At the moment, LoopVectorize uses interleaving to vectorize loops that
operate on values loaded/stored from consecutive addresses: vector
loads/stores are generated to combine consecutive loads/stores and then
shufflevector is used to de-interleave/interleave the loaded/stored
values. At the moment however, we fail to detect cases where the same
operations are applied to all consecutive values and there is no need to
interleave.
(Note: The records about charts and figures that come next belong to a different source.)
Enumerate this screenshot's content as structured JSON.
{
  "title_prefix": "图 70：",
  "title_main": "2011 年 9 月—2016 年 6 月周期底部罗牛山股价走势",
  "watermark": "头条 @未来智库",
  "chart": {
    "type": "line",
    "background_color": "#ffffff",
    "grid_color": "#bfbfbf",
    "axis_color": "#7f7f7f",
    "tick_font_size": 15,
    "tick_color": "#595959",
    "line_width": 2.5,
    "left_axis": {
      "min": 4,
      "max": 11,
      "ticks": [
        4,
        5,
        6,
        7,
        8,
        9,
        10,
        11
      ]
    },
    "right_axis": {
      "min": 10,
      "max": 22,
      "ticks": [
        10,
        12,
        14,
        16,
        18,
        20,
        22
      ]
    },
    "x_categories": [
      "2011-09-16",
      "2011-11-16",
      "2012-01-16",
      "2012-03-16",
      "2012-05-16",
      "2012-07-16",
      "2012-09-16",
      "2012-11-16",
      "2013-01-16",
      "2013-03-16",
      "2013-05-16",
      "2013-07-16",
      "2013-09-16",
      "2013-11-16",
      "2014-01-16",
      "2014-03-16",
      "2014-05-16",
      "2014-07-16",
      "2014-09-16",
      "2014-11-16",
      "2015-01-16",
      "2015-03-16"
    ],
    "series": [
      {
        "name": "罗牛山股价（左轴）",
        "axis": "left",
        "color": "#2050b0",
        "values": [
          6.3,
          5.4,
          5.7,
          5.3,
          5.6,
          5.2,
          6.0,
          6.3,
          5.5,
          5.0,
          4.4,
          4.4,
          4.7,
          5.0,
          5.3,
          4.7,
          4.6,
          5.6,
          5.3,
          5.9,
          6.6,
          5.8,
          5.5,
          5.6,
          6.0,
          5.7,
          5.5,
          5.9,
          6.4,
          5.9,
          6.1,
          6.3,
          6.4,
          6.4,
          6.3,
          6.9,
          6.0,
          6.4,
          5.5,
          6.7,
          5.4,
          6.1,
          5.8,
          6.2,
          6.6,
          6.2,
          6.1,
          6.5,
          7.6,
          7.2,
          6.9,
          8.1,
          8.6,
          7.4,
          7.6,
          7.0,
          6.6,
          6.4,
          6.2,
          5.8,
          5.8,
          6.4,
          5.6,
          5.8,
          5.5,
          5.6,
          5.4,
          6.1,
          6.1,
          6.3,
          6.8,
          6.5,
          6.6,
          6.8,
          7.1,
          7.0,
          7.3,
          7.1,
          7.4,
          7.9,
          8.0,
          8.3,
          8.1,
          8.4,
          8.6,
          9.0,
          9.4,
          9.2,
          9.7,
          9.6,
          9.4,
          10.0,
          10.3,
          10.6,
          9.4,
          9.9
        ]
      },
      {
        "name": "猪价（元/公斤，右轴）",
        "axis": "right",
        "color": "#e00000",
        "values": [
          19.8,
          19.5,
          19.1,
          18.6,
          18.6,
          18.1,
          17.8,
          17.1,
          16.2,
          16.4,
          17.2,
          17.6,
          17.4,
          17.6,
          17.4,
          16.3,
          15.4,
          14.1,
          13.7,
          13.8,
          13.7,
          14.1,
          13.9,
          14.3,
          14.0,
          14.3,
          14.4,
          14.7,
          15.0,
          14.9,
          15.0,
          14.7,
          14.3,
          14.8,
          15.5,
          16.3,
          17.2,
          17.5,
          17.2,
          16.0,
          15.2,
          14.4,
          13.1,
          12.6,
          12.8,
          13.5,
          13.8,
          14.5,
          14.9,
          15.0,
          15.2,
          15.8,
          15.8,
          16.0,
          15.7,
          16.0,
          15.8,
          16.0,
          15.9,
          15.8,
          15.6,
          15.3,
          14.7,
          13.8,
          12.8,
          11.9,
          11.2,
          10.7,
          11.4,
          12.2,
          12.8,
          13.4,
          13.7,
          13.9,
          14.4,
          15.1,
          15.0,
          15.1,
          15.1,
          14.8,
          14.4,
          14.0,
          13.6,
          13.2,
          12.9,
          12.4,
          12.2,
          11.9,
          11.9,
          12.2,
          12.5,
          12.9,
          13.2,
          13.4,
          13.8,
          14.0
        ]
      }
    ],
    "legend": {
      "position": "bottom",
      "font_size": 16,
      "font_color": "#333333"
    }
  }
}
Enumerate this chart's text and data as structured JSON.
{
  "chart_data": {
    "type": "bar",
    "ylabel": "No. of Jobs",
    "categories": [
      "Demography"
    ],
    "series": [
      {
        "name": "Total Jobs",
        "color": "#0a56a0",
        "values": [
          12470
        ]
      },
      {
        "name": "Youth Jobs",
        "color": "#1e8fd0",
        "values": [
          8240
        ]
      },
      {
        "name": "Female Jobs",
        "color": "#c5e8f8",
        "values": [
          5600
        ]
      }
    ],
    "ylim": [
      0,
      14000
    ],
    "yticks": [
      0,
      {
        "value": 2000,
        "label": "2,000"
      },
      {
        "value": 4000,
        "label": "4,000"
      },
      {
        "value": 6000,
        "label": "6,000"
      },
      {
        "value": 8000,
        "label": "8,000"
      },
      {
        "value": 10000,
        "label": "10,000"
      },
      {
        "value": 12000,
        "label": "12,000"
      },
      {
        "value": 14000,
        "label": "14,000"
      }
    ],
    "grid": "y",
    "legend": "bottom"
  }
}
To illustrate this, consider the following example loop:
struct Test {
int x;
int y;
};
void add(struct Test *A, struct Test *B, struct Test *C) {
for (unsigned i = 0; i < 1024; i++) {
C[i].x = A[i].x + B[i].y;
C[i].y = A[i].y + B[i].y;
}
}
On X86, we do not vectorize this loop and on AArch64, we generate the
following code for the vector body:
vector.body:
%index = phi i64 [ %index.next, %vector.body ], [ 0,
%vector.body.preheader ]
%8 = or i64 %index, 4
%9 = getelementptr inbounds %struct.Test, %struct.Test* %A,
i64 %index, i32 0
%10 = getelementptr inbounds %struct.Test, %struct.Test* %A, i64 %8,
i32 0
%11 = bitcast i32* %9 to <8 x i32>*
%12 = bitcast i32* %10 to <8 x i32>*
%wide.vec = load <8 x i32>, <8 x i32>* %11, align 4, !tbaa !2
%wide.vec60 = load <8 x i32>, <8 x i32>* %12, align 4, !tbaa !2
%13 = getelementptr inbounds %struct.Test, %struct.Test* %B,
i64 %index, i32 0
%14 = getelementptr inbounds %struct.Test, %struct.Test* %B, i64 %8,
i32 0
%15 = bitcast i32* %13 to <8 x i32>*
%16 = bitcast i32* %14 to <8 x i32>*
%wide.vec64 = load <8 x i32>, <8 x i32>* %15, align 4, !tbaa !2
%wide.vec65 = load <8 x i32>, <8 x i32>* %16, align 4, !tbaa !2
%17 = add nsw <8 x i32> %wide.vec64, %wide.vec
%18 = shufflevector <8 x i32> %17, <8 x i32> undef, <4 x i32>
<i32 0, i32 2, i32 4, i32 6>
%19 = add nsw <8 x i32> %wide.vec65, %wide.vec60
%20 = shufflevector <8 x i32> %19, <8 x i32> undef, <4 x i32>
<i32 0, i32 2, i32 4, i32 6>
%21 = add nsw <8 x i32> %wide.vec64, %wide.vec
%22 = shufflevector <8 x i32> %21, <8 x i32> undef, <4 x i32>
<i32 1, i32 3, i32 5, i32 7>
%23 = add nsw <8 x i32> %wide.vec65, %wide.vec60
%24 = shufflevector <8 x i32> %23, <8 x i32> undef, <4 x i32>
<i32 1, i32 3, i32 5, i32 7>
%25 = getelementptr inbounds %struct.Test, %struct.Test* %C,
i64 %index, i32 1
%26 = getelementptr inbounds %struct.Test, %struct.Test* %C, i64 %8,
i32 1
%27 = getelementptr i32, i32* %25, i64 -1
%28 = bitcast i32* %27 to <8 x i32>*
%29 = getelementptr i32, i32* %26, i64 -1
%30 = bitcast i32* %29 to <8 x i32>*
%interleaved.vec = shufflevector <4 x i32> %18, <4 x i32> %22,
<8 x i32> <i32 0, i32 4, i32 1, i32 5, i32 2, i32 6, i32 3, i32 7>
store <8 x i32> %interleaved.vec, <8 x i32>* %28, align 4, !tbaa !2
%interleaved.vec70 = shufflevector <4 x i32> %20, <4 x i32> %24,
<8 x i32> <i32 0, i32 4, i32 1, i32 5, i32 2, i32 6, i32 3, i32 7>
store <8 x i32> %interleaved.vec70, <8 x i32>* %30, align 4, !tbaa !2
%index.next = add i64 %index, 8
%31 = icmp eq i64 %index.next, 1024
br i1 %31, label %for.cond.cleanup, label %vector.body, !llvm.loop !6
Note the use of shufflevector to interleave and deinterleave the vector
elements. On AArch64, we emit additional uzp1, uzp2 and st2 instructions
for those.
In the case above however, there is no need to de-interleave the
loaded/stored data and instead we could mix the consecutive operands
together in a single vector register and apply the operations to vectors
with compounded operands. As for real-world use cases, complex number
arithmetic for example could also benefit from not interleaving.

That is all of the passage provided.